Target fixation is what happens when a person becomes so focused on an object (be it a target or hazard) that they inadvertently increase their risk of colliding with the object. It is most often associated with situations in which the observer is in control of a high-speed vehicle, such as fighter pilots, race-car drivers and motorcyclists.

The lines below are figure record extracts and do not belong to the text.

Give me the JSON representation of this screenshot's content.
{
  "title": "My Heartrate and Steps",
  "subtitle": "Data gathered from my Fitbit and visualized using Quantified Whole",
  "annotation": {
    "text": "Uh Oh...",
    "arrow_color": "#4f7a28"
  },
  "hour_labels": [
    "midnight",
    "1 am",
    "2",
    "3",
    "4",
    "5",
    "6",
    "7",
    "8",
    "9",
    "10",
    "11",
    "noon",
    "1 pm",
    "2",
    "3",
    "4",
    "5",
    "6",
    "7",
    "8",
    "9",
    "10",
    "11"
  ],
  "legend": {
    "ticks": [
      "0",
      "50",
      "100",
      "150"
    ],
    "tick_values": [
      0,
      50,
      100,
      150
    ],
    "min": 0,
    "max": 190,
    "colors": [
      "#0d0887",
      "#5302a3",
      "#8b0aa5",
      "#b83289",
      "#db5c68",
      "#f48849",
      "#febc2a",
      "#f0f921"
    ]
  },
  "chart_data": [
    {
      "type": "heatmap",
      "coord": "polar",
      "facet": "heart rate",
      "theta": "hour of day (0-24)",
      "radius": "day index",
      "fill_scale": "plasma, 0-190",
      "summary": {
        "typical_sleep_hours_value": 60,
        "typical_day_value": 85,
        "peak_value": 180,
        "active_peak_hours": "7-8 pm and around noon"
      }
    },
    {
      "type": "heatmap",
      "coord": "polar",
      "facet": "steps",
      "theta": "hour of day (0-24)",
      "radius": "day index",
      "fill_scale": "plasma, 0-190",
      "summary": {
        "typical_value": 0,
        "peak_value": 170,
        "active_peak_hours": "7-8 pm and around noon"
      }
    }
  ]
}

I saw this in person during a motorcycle safety course. An older lady (we’ll call her Gladys because unfortunately I don’t remember her name) had quickly become the hero of the class. We all loved the fact that while many of her peers were slowing down in life, she was learning to ride a motorcycle. In the empty parking lot where the training took place there were no obstacles, with the exception of a single light pole. During a practice session, Gladys began riding and steered slowly in the general direction of the pole. The class watched in disbelief as, in spite of our shouts of warning and the instructor desperately chasing after her, she rode right into the pole. In a parking lot empty for 50 yards in any direction, she hit a pole less than a foot wide. Why? Because her attention became fixed on that pole. As she inwardly told herself not to hit the pole, she kept looking at it, and eventually collided with the very object she hoped to avoid. Thankfully, nothing was hurt other than her pride, and Gladys remained the hero of the class.
Why mention this? There are a lot of things that we can focus on as a church right now. When will we get a pastor? When we will get an administrator? What if giving is down? What if things change and I don’t like it? The list of concerns goes on and on. But if we make these things our primary focus, they can wreck us. We can lose sight of the main thing. The writer of Hebrews exhorts us in Hebrews 12:1-3: “Therefore, since we are surrounded by such a great cloud of witnesses, let us throw off everything that hinders and the sin that so easily entangles. And let us run with perseverance the race marked out for us, 2 fixing our eyes on Jesus, the pioneer and perfecter of faith. For the joy set before him he endured the cross, scorning its shame, and sat down at the right hand of the throne of God. 3 Consider him who endured such opposition from sinners, so that you will not grow weary and lose heart.” If our eyes are fixed on anything other than Jesus, we are going to grow weary, lose heart, be discouraged, and want to give up. If our eyes are fixed on Jesus, we will run right into His love, mercy, wisdom, and peace. May Jesus be the target on which our eyes are fixed.